Wednesday, June 28, 2006

One Percent Madness

One Percent Madness
By Robert Parry
Consortium News
June 27, 2006

Author Ron Suskind’s account of Dick Cheney’s “one percent doctrine” – the idea that if a terrorist threat is deemed even one percent likely the United States must act as if it’s a certainty – supplies a missing link in understanding the evolving madness of the Bush administration’s national security strategy.

A one-percent risk threshold is so low that it negates any serious analysis that seeks to calibrate dangers within the complex array of possibilities that exist in the real world. In effect, it means that any potential threat that crosses the administration’s line of sight will exceed one percent and thus must be treated as a clear and present danger.

The fallacy of the doctrine is that pursuing one-percent threats like certainties is not just a case of choosing to be safe rather than sorry. Instead, it can suck the pursuer into a swollen river of other dangers, leading to a cascading torrent of adverse consequences far more dangerous than the original worry.

For instance, George W. Bush’s invasion of Iraq may have eliminated the remote possibility that Saddam Hussein would someday develop a nuclear bomb and share it with al-Qaeda. (Some intelligence analysts put that scenario at less than one percent, although Bush called it a “gathering danger.”)

But the U.S. military invasion of Iraq had the unintended consequence of bolstering the conviction in North Korea and Iran that having the bomb may be the only way to fend off the United States.

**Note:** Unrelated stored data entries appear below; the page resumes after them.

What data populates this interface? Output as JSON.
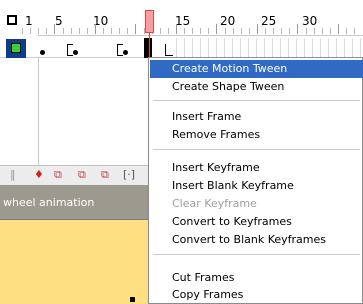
{
  "timeline": {
    "ruler_numbers": [
      "1",
      "5",
      "10",
      "15",
      "20",
      "25",
      "30"
    ],
    "layer_color": "#0b3f8a",
    "layer_swatch_color": "#37d437",
    "playhead_color": "#e04545"
  },
  "toolbar": {
    "icons": [
      "‖",
      "♦",
      "⧉",
      "⧉",
      "⧉",
      "[·]"
    ]
  },
  "scene": {
    "title": "wheel animation",
    "stage_color": "#fedf82"
  },
  "context_menu": {
    "groups": [
      [
        {
          "label": "Create Motion Tween",
          "state": "active"
        },
        {
          "label": "Create Shape Tween",
          "state": "normal"
        }
      ],
      [
        {
          "label": "Insert Frame",
          "state": "normal"
        },
        {
          "label": "Remove Frames",
          "state": "normal"
        }
      ],
      [
        {
          "label": "Insert Keyframe",
          "state": "normal"
        },
        {
          "label": "Insert Blank Keyframe",
          "state": "normal"
        },
        {
          "label": "Clear Keyframe",
          "state": "disabled"
        },
        {
          "label": "Convert to Keyframes",
          "state": "normal"
        },
        {
          "label": "Convert to Blank Keyframes",
          "state": "normal"
        }
      ],
      [
        {
          "label": "Cut Frames",
          "state": "normal"
        },
        {
          "label": "Copy Frames",
          "state": "normal"
        }
      ]
    ]
  }
}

The unending scenes of bloodshed in Iraq also have inflamed anti-American passions in other Middle East countries, including Pakistan which already possesses nuclear weapons and is governed by fragile pro-U.S. dictator Pervez Musharraf.

So, while eradicating one unlikely nightmare scenario – Hussein’s mushroom cloud in the hands of Osama bin-Laden – the Bush administration has increased the chances that the other two points on Bush’s “axis of evil,” North Korea and Iran, will push for nuclear weapons and that Pakistan’s Islamic fundamentalists, already closely allied with Osama bin-Laden, will oust Musharraf and gain control of existing nuclear weapons.

In other words, eliminating one “one-percent risk” may have created several other dangers which carry odds of catastrophe far higher than one percent. Bush now must decide whether to swat at these new one-plus-percent risks, which, in turn, could lead to even greater dangers....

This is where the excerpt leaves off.